Thursday, October 31, 2013

A Witch Sister Halloween

On a wet and windy Halloween morning, I'm thinking of my father.  In fact, I'm sitting in his studio, on a dunes bluff, looking out among wet leaves and crooked branches of Indiana oak trees.

There's a note here on his drafting table, which we've left exactly as we found it.  "Gone to bass pro, back soon." The note is on watercolor paper, brushed with test washes of russet, golds, and greens.

On the top he has written "4:15".  That's probably the time that twilight came creeping across the cornfields near his lake home.  A good time to break from work on some fall painting - something with purple skies, lowering clouds, and fields of pumpkins and squashes.  These were the fallscapes he loved.

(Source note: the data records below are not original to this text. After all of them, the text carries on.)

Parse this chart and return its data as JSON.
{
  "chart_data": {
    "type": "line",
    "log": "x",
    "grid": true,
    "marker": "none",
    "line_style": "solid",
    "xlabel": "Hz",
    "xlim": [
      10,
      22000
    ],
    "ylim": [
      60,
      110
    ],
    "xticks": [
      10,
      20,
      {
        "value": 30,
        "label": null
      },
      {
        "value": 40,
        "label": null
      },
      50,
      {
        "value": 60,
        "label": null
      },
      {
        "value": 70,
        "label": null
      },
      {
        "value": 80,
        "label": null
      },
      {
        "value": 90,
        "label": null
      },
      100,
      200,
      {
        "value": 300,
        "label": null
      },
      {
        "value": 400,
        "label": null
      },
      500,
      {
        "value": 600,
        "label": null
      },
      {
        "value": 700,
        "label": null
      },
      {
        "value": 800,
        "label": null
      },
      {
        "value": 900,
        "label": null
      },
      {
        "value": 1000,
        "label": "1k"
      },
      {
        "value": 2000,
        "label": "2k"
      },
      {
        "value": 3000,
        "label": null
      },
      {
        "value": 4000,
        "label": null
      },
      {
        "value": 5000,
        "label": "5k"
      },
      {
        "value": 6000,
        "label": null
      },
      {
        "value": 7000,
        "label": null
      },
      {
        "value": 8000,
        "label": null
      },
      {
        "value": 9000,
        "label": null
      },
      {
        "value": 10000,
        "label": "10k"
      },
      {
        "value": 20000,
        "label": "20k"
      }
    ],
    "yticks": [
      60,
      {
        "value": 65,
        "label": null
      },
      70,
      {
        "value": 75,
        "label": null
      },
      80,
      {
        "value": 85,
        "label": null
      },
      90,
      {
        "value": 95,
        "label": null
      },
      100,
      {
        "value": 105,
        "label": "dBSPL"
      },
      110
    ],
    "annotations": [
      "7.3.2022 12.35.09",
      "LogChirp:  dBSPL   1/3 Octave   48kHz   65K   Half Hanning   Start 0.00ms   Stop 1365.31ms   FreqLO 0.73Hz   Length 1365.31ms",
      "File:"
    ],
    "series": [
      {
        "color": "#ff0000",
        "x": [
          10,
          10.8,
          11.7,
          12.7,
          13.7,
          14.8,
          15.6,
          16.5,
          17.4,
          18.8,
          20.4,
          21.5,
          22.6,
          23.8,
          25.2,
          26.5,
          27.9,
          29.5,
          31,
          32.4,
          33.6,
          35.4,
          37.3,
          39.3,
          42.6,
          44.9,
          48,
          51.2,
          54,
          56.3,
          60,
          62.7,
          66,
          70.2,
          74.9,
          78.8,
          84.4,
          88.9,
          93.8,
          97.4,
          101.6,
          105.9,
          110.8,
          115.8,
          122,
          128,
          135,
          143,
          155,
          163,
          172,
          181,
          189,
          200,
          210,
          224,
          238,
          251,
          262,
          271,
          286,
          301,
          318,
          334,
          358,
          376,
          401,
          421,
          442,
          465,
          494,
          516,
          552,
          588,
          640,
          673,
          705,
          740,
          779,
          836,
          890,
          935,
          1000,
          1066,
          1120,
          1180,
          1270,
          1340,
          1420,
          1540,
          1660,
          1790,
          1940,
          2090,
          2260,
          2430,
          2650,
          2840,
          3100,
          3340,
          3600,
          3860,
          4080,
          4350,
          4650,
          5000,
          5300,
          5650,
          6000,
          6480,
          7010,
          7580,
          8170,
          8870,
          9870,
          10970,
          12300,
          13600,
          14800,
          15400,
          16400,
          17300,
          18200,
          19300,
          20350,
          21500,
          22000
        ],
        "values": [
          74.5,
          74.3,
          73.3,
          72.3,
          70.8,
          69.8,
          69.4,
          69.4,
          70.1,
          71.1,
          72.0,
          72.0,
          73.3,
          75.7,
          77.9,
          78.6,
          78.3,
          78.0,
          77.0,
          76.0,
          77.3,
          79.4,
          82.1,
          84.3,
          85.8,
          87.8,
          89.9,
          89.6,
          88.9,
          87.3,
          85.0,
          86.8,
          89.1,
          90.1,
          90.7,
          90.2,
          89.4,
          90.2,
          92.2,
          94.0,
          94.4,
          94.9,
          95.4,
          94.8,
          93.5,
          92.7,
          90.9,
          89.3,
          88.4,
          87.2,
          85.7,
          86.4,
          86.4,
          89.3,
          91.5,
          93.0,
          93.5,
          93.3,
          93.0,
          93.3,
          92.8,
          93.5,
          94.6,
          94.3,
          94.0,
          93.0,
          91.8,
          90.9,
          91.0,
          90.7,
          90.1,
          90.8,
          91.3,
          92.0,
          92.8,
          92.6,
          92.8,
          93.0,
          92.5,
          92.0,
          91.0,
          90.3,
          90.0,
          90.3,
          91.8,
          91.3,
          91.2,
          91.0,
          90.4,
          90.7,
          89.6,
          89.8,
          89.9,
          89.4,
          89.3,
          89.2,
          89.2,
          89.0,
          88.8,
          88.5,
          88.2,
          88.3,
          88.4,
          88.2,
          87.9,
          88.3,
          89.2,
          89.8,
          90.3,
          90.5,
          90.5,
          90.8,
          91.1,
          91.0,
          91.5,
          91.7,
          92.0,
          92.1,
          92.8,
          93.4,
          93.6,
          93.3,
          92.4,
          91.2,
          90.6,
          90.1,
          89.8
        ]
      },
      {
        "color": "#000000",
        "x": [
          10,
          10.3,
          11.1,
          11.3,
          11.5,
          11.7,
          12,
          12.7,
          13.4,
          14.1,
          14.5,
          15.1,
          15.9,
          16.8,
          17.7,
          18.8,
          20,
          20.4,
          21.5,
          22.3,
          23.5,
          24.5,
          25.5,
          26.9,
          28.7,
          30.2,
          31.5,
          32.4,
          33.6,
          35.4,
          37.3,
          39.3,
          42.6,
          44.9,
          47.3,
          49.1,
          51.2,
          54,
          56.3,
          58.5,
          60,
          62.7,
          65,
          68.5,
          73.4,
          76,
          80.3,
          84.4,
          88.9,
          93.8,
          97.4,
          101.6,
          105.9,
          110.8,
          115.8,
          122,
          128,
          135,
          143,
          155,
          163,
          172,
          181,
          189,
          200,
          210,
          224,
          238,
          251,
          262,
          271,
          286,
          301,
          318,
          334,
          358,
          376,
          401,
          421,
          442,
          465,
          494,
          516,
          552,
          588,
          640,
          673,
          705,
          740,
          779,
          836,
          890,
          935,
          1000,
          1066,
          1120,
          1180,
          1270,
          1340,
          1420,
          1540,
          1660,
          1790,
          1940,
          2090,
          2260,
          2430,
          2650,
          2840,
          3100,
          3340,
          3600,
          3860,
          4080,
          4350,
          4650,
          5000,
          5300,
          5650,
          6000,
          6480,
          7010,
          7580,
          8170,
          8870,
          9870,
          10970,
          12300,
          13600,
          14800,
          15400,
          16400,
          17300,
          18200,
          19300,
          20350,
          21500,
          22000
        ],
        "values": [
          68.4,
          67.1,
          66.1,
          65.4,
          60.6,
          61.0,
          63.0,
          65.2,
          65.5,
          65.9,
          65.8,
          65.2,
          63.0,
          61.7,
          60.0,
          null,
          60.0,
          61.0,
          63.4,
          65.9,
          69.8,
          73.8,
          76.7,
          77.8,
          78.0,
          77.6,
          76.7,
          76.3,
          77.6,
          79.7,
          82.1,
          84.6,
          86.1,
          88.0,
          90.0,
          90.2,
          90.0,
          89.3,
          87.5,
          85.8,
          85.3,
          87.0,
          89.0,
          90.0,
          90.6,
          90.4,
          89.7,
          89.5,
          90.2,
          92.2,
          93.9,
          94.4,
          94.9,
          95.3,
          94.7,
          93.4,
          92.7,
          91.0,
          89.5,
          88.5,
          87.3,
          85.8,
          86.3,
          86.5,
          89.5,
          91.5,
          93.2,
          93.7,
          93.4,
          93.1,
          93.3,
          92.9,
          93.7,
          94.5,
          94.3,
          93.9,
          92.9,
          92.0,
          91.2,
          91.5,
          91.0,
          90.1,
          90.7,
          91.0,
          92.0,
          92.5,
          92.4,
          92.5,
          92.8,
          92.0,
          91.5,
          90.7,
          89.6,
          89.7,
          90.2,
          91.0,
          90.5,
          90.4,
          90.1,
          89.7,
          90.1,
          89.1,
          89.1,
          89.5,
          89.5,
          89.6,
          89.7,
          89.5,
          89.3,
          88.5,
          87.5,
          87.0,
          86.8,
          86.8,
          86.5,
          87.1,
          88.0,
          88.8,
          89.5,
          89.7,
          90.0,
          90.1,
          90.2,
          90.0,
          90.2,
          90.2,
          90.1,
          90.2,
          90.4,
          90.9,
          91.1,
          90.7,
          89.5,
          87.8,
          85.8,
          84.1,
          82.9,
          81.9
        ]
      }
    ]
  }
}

On the walls here in his studio/cottage, he's hung his favorite works.  Gloomy fall afternoons with crows and telephone poles. Tunnel-like pathways of orange oaks and crimson maples.  Roadside pumpkin stands. There's even a 9-foot oil painting of an Indiana farm. As you stand near it, you're pulled into it. You can smell burning piles of fall leaves and the hay in the haystacks.

As I said, I'm thinking of dad. When we were young - and on days like today - he'd tell us stories about the witch sisters.

The three sisters were born on scrap pieces of mat-board he picked up from under his framing table. From these, the witches flew into our childhoods like bluish wisps of Bond Street smoke that curled from his pipe.

The stories started at bedtime, in days when we all fit into the same bed. In the stories, my father would illustrate them as he told them.  They were storyboards.  I recall watching his large fingers pushing the felt-tip marker - magically - as he spoke. As the stories unfolded, we'd see pointy hats, warts, and flowing black dresses.  He spin their funny personalities and odd quirks. And he'd draw us castles and haunted houses, teetering and comic; a hybrid of Edward Gorey and Dr. Seuss.

The sisters worked in a six-story room for making broomsticks. The naughty children of the neighborhood would be cleverly tricked by the sisters into the broom making room. Until they were contrite or escaped, they'd help the sisters make their brooms.  Then they'd be eagerly and recklessly tested; with black capes and pointy hats fluttering through the cavernous space. He'd make evil cackles that scared us. He created witch-Quidditch before J.K. ever wrote of it.

The memories of the sisters are starting to get foggy, like the Halloween scenes they lived in.  But what we will forever remember clearly is their best story-line: that a father of seven would find the time and the energy to give the sisters life - and to empower each of us with creativity, excitement and moments to treasure.

When my father passed away, we found a dusty box of mat-board and brown paper that had several witch sisters drawings he had made for us over the years. Some he had been keeping from as far back as 1966. Evidently they meant much to him too; his art, his children, his life moments.

So, on days like today, looking out among the oak branches and wet fall leaves, I think of dad.  And I smile as I remember the Witch Sisters.  I picture my father, in 1966, picking up scraps of mat board from the floor of his gallery to bring home.  And I see him putting that felt-tip marker in his pocket.

But now, I read his note and I see he's gone to Bass Pro Shop.  At least, that's what I keep telling myself.

Thanks Dad. We miss you.

2 comments:

  1. He sees what you see because you saw what he saw, keep looking for him and you will keep finding him, it never ends.